È questa l’amarissima conclusione alla quale giungono i pensatori critici, che chiamano le cose con il proprio nome e fanno piazza pulita delle menzogne, delle illusioni, dei luoghi comuni e dei pregiudizi accumulati dagli uomini nel corso dei secoli nel goffo tentativo di rendere meno misera e insensata la propria esistenza. Non a caso Leopardi, uno dei più grandi pensatori critici di sempre, sceglie la citazione giovannea come epigrafe del suo testamento filosofico-letterario, La ginestra.

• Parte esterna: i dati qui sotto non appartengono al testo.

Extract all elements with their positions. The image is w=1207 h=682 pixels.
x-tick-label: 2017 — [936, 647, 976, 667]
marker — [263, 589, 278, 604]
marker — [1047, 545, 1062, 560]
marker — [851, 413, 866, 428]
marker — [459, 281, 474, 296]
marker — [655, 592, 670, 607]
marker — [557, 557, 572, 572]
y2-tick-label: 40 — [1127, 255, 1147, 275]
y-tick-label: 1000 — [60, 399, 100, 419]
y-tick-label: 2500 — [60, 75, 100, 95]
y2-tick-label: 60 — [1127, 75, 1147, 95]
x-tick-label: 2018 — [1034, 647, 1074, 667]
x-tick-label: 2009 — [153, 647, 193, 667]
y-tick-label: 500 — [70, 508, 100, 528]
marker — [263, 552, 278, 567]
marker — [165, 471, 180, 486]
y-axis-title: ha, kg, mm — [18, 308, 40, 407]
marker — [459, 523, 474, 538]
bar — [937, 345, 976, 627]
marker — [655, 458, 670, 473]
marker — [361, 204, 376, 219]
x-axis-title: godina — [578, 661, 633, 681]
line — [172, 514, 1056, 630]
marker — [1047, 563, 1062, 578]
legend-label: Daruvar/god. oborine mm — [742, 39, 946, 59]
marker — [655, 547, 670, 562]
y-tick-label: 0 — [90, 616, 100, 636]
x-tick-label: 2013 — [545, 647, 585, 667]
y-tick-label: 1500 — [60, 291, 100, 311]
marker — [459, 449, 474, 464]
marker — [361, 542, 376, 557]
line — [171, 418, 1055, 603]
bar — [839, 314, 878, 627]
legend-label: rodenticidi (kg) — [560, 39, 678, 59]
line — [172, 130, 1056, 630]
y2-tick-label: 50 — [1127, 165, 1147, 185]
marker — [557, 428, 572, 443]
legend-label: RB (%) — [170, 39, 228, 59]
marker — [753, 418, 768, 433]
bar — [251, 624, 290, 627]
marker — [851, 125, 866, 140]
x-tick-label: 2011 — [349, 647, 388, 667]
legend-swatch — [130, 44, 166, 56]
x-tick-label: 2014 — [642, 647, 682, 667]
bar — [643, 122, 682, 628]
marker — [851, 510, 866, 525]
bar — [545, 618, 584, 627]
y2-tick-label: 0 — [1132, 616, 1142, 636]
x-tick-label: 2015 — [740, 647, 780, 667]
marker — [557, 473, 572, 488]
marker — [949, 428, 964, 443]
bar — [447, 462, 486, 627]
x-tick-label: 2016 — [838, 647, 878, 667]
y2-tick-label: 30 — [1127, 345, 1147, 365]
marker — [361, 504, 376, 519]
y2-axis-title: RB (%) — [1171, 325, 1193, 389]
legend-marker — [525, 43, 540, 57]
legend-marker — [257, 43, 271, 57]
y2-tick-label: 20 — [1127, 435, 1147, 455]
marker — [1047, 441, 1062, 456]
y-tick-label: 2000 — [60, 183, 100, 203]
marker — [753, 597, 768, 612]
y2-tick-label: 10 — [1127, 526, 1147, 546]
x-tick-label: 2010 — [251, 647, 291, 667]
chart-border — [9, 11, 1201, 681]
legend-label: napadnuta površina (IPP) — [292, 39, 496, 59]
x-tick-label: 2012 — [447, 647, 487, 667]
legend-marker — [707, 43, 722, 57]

Avrei dovuto capirlo semplicemente leggendo e studiando Leopardi e Michelstaedter, le loro esperienza avrebbero dovuto aprirmi gli occhi – non soltanto recidermi le palpebre – e convincermi a desistere, a lasciar perdere, ma la critica è un fuoco che non può bruciare ed estinguersi da solo, che non può restare chiuso in se stesso; le sue fiamme non sono quelle controllate di un falò, ma quelle barbare e inarrestabili di un incendio estivo sospinto dallo scirocco. Fiamme impetuose, che fugano le tenebre e illuminano, ma che alla fine bruciano soltanto colui che le ha in sé, mentre tutti gli altri, spaventati e pavidi, fuggono a gambe levate trovando rifugio nelle loro millenarie menzogne.